You will learn the fundamentals of the Python programming language, play with Jupyter notebooks, proceed to advanced Python language features, learn to use distributed task queues (Celery), learn to work with data using NumPy, SciPy, Matplotlib, and Pandas, examine state-of-the-art machine learning libraries (Scikit-Learn, Keras, TensorFlow, and Theano), and complete a realistic, real-life data science lab.

Instructors

  • Paul Alexander Bilokon, PhD

Venue

This training takes place on Level39.

Schedule

TimeActivity
08:30 – 09:30Registration and welcome, a tour of Level39
09:00 – 10:00Lecture 1: The fundamentals of the Python programming language and Jupyter notebooks
10:00 – 10:30Tutorial 1
10:30 – 11:00Coffee break
11:00 – 12:00Lecture 2: Advanced Python features; algorithmic complexity; distributed computing; sieve of Eratosthenes; applications to cryptocurrencies and Blockchain
12:00 – 12:30Tutorial 2
12:30 – 13:30Lunch
13:30 – 14:30Lecture 3: Python libraries for working with data: NumPy, SciPy, Matplotlib, and Pandas
14:30 – 15:00Tutorial 3
15:00 – 15:30Coffee break
15:30 – 16:30Lecture 4: Machine Learning with Scikit-Learn; Deep Learning with Keras
16:30 – 17:00Tutorial 4
17:00 – 18:00Lab

Syllabus

  • The fundamentals of the Python programming language and Jupyter notebooks
    • Jupyter notebooks
    • The Python syntax
    • Data types, duck typing
    • Data structures: lists, sets, and dictionaries
    • Data types
  • Advanced Python features; distributed tasks queues with Celery
    • List comprehensions
    • Lambdas
    • Objects
    • The Global Interpreter Lock (GIL)
    • Multithreading and multiprocessing
    • Distributed task queues with Celery
  • Python libraries for working with data: NumPy, SciPy, Matplotlib, and Pandas
    • Multidimensional arrays in NumPy
    • Linear algebra and optimisation with SciPy
    • Data visualisation in Matplotlib
    • Time series data
    • Dealing with Pandas DataFrames
  • Machine Learning with Scikit-Learn; Deep Learning with Keras, TensorFlow, and Theano
    • Overview of machine learning
    • Introduction to Scikit-Learn
    • Keras and TensorFlow
    • Introduction to Theano

Bibliography

Your course is designed to be self-contained.

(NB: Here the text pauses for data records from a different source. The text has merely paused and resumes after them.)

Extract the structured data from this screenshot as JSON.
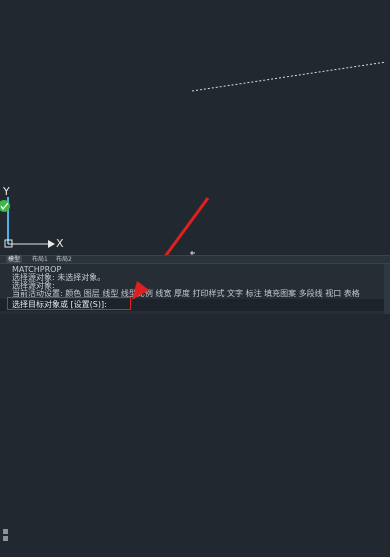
{
  "colors": {
    "background": "#212830",
    "ucs_y_bar": "#4fb3e6",
    "ucs_badge": "#3fb84b",
    "annotation_red": "#e02020"
  },
  "ucs": {
    "x_label": "X",
    "y_label": "Y"
  },
  "layout_tabs": [
    "模型",
    "布局1",
    "布局2"
  ],
  "layout_tabs_active": 0,
  "command_history": [
    "MATCHPROP",
    "选择源对象: 未选择对象。",
    "选择源对象:",
    "当前活动设置: 颜色 图层 线型 线型比例 线宽 厚度 打印样式 文字 标注 填充图案 多段线 视口 表格"
  ],
  "command_prompt": "选择目标对象或 [设置(S)]:",
  "icons": [
    "arrow-annotation",
    "ucs-icon",
    "crosshair-marker"
  ]
}
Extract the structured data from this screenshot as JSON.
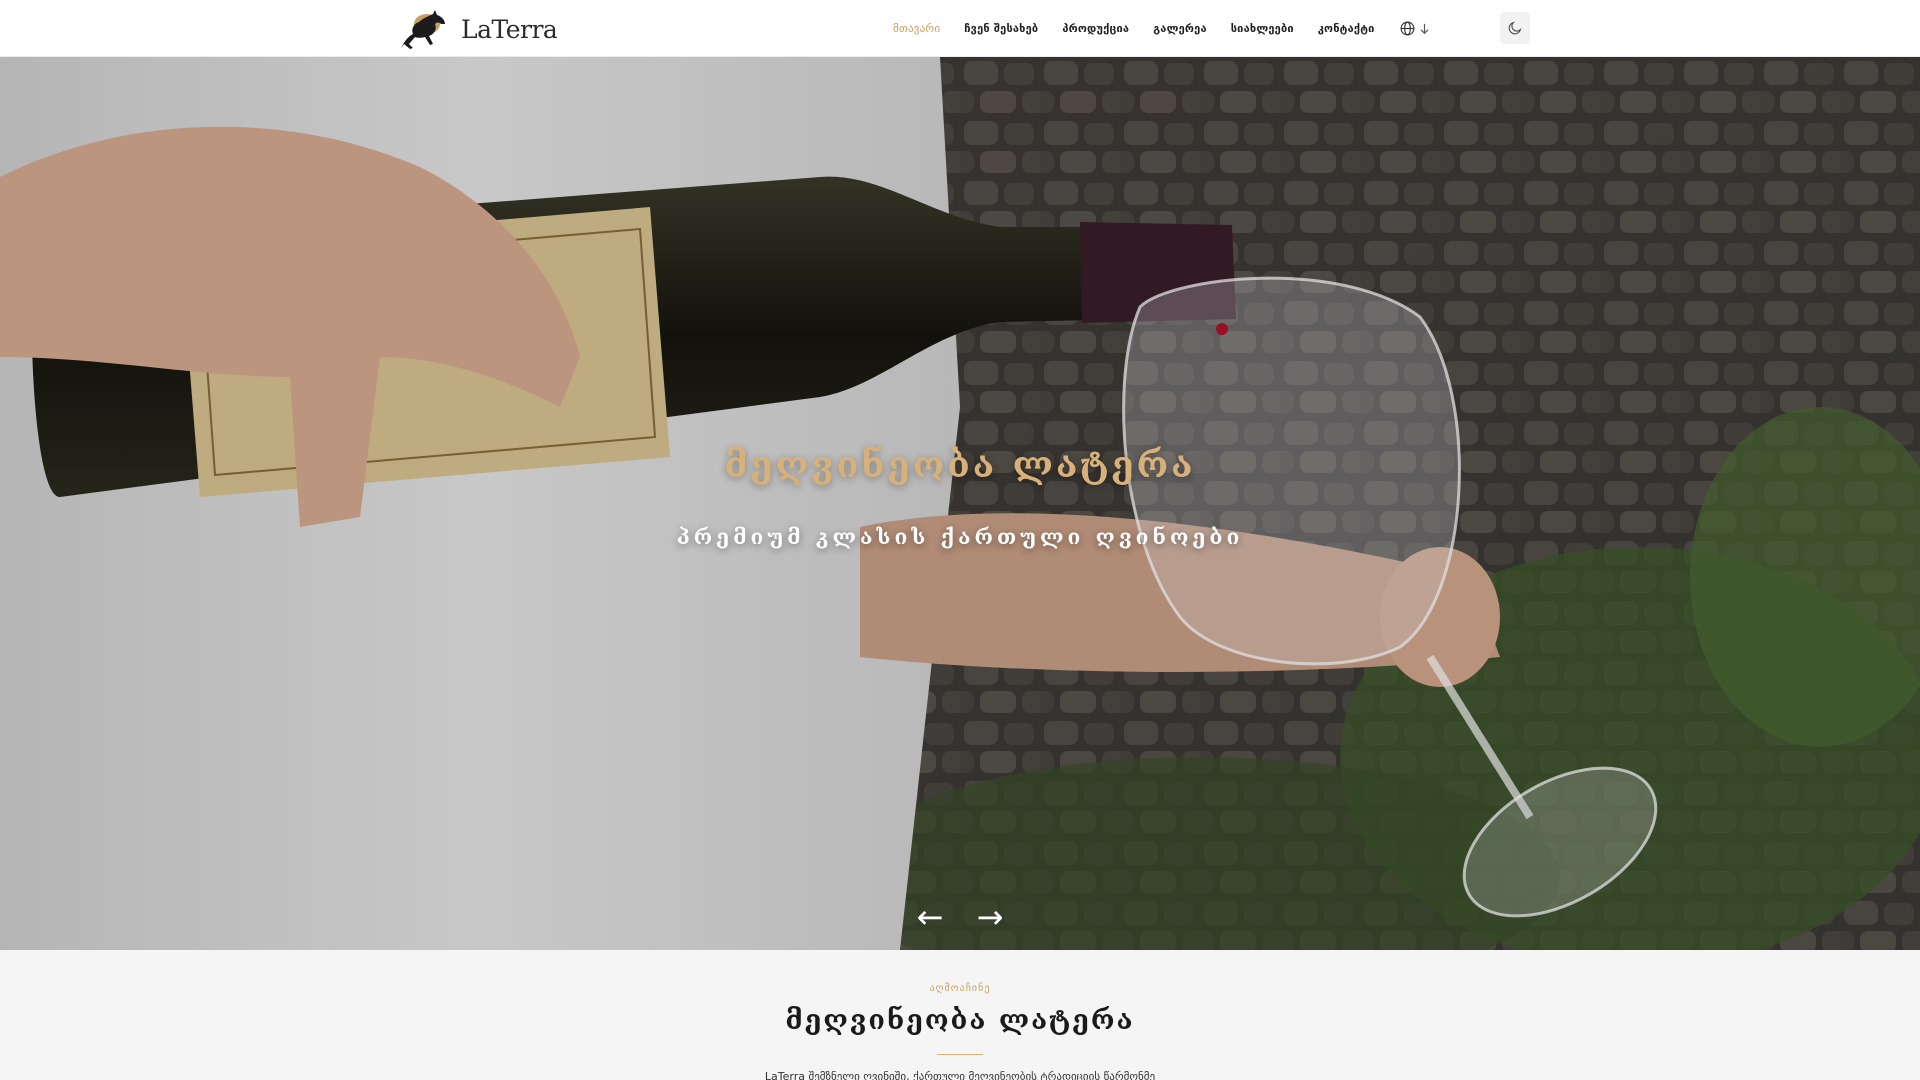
{
  "colors": {
    "accent": "#c9a063",
    "hero_title": "#d7b07a",
    "header_bg": "#ffffff",
    "section_bg": "#f5f5f5"
  },
  "header": {
    "logo_text": "LaTerra",
    "logo_icon": "horse-logo-icon",
    "nav": [
      {
        "label": "მთავარი",
        "active": true
      },
      {
        "label": "ჩვენ შესახებ",
        "active": false
      },
      {
        "label": "პროდუქცია",
        "active": false
      },
      {
        "label": "გალერეა",
        "active": false
      },
      {
        "label": "სიახლეები",
        "active": false
      },
      {
        "label": "კონტაქტი",
        "active": false
      }
    ],
    "language_icon": "globe-icon",
    "theme_icon": "moon-icon"
  },
  "hero": {
    "title": "მეღვინეობა ლატერა",
    "subtitle": "პრემიუმ კლასის ქართული ღვინოები",
    "prev_label": "←",
    "next_label": "→",
    "image": "wine-pouring-photo"
  },
  "about": {
    "kicker": "აღმოაჩინე",
    "title": "მეღვინეობა ლატერა",
    "text": "LaTerra შემზნელი ღვინიში, ქართული მეღვინეობის ტრადიციის წარმონმე"
  }
}
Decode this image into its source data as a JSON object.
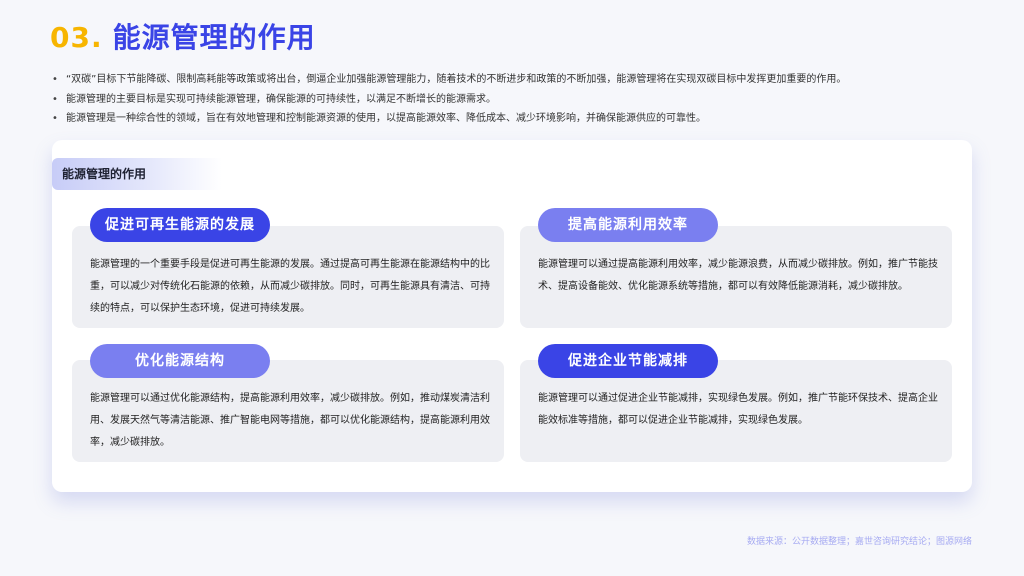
{
  "header": {
    "number": "03.",
    "title": "能源管理的作用"
  },
  "bullets": [
    "“双碳”目标下节能降碳、限制高耗能等政策或将出台，倒逼企业加强能源管理能力，随着技术的不断进步和政策的不断加强，能源管理将在实现双碳目标中发挥更加重要的作用。",
    "能源管理的主要目标是实现可持续能源管理，确保能源的可持续性，以满足不断增长的能源需求。",
    "能源管理是一种综合性的领域，旨在有效地管理和控制能源资源的使用，以提高能源效率、降低成本、减少环境影响，并确保能源供应的可靠性。"
  ],
  "bullet_marker": "•",
  "panel": {
    "tag": "能源管理的作用",
    "cards": [
      {
        "title": "促进可再生能源的发展",
        "body": "能源管理的一个重要手段是促进可再生能源的发展。通过提高可再生能源在能源结构中的比重，可以减少对传统化石能源的依赖，从而减少碳排放。同时，可再生能源具有清洁、可持续的特点，可以保护生态环境，促进可持续发展。"
      },
      {
        "title": "提高能源利用效率",
        "body": "能源管理可以通过提高能源利用效率，减少能源浪费，从而减少碳排放。例如，推广节能技术、提高设备能效、优化能源系统等措施，都可以有效降低能源消耗，减少碳排放。"
      },
      {
        "title": "优化能源结构",
        "body": "能源管理可以通过优化能源结构，提高能源利用效率，减少碳排放。例如，推动煤炭清洁利用、发展天然气等清洁能源、推广智能电网等措施，都可以优化能源结构，提高能源利用效率，减少碳排放。"
      },
      {
        "title": "促进企业节能减排",
        "body": "能源管理可以通过促进企业节能减排，实现绿色发展。例如，推广节能环保技术、提高企业能效标准等措施，都可以促进企业节能减排，实现绿色发展。"
      }
    ]
  },
  "footer": {
    "source": "数据来源：公开数据整理；嘉世咨询研究结论；图源网络"
  },
  "colors": {
    "accent_yellow": "#f7b500",
    "accent_blue": "#3a44e6",
    "pill_light": "#7a7ff0",
    "card_bg": "#eeeff3"
  }
}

However, if you would like to read up on its contents before, during, or after the course, we recommend the following books:

  • David Beazley, Brian K. Jones. Python Cookbook, third edition. O’Reilly, 2013.
  • Yves Hilpisch. Python for Finance: Mastering Data-Driven Finance, second edition. O’Reilly, 2018.
  • Wes McKinney. Python for Data Analysis, second edition. O’Reilly, 2017.
  • Aurelien Geron. Hands-On Machine Learning with Scikit-Learn and TensorFlow. O’Reilly, 2017.
  • Francois Chollet. Deep Learning with Python. Manning Publications, 2018.